The distance to an operations port has a significant impact on cost due to the frequency of vessel operations over the project life. This impact is more noticeable at a site that uses daily transfers of crew transfer vessels (CTVs) than at a site that uses service operating vessels (SOVs), which are stationed on-site for a longer period. As the transfer duration tends towards a full working day (i.e. a full 10-12 hours are spent travelling to and from the port to site), the use of CTVs becomes unfeasible.
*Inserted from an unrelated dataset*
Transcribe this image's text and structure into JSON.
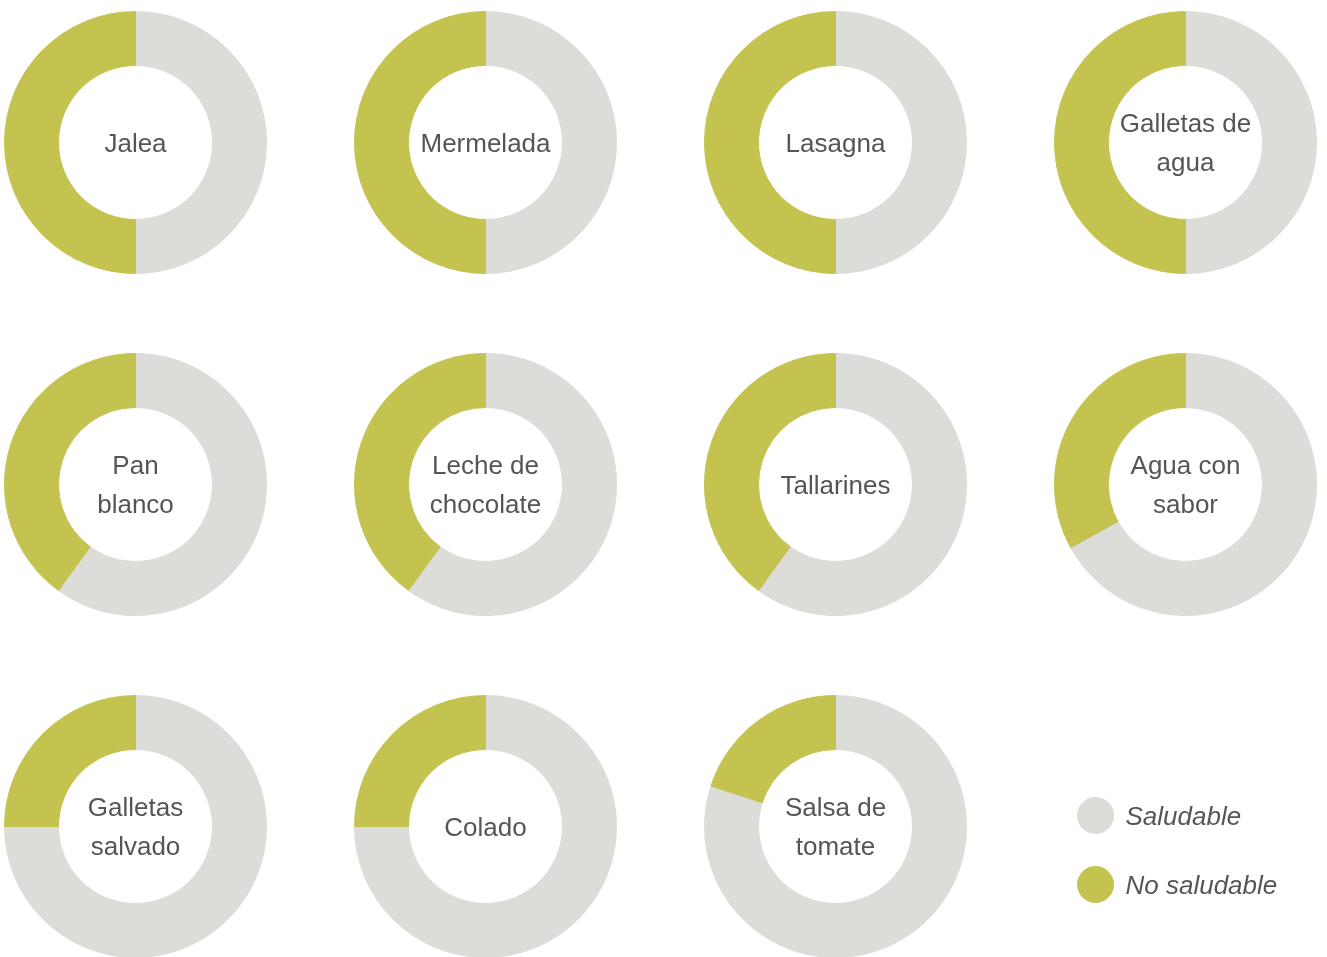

As well as the distance to an O&M port, the decision to use CTVs or SOVs is also driven by project capacity. There is more value in using an SOV on a large site with many turbines to maintain than a small project that will have fewer site visits. The combined impact of the two parameters indicates what may be the preferred strategy at different sites. For projects that fall between, an operator may bring an SOV on-site for a summer campaign for the bulk of their O&M activity and use CTVs at other times in the year.
Most projects currently installed in the UK are connected to the grid via a high voltage alternating current (HVAC) transmission system. However, for large projects, far from shore, the cost and electrical losses become prohibitive. A high voltage direct current (HVDC) transmission system requires additional offshore converter stations, which are very expensive for small projects, and unlikely to be economical for the level of electrical losses incurred in nearshore projects. However, they may be the preferred solution for larger projects, far from shore.
Based on the site and technology parameters presented in Table 1, project costs have been estimated using ORE Catapult’s internal offshore wind cost model, shown in Table 2 to Table 5. The Levelised cost of energy (LCOE) is given in 2012 terms, consistent with strike price announcements to date and based on a pre-tax real weighted average cost of capital of 4.5%.
The LCOE follows the trajectory that we expect to see towards less dramatic cost reduction in future projects than we’ve seen over the last decade. This is in line with our high level estimations that I’ve shown in Figure 1. The need for innovation is greater than ever to keep costs going down whilst tackling increasingly challenging sites. Even so, an offshore wind fleet with an average LCOE under £40 per MWh would still bring down the average wholesale electricity price quite considerably, with the next challenge being how to incorporate increasing proportions of intermittent electricity on the grid. Any takers?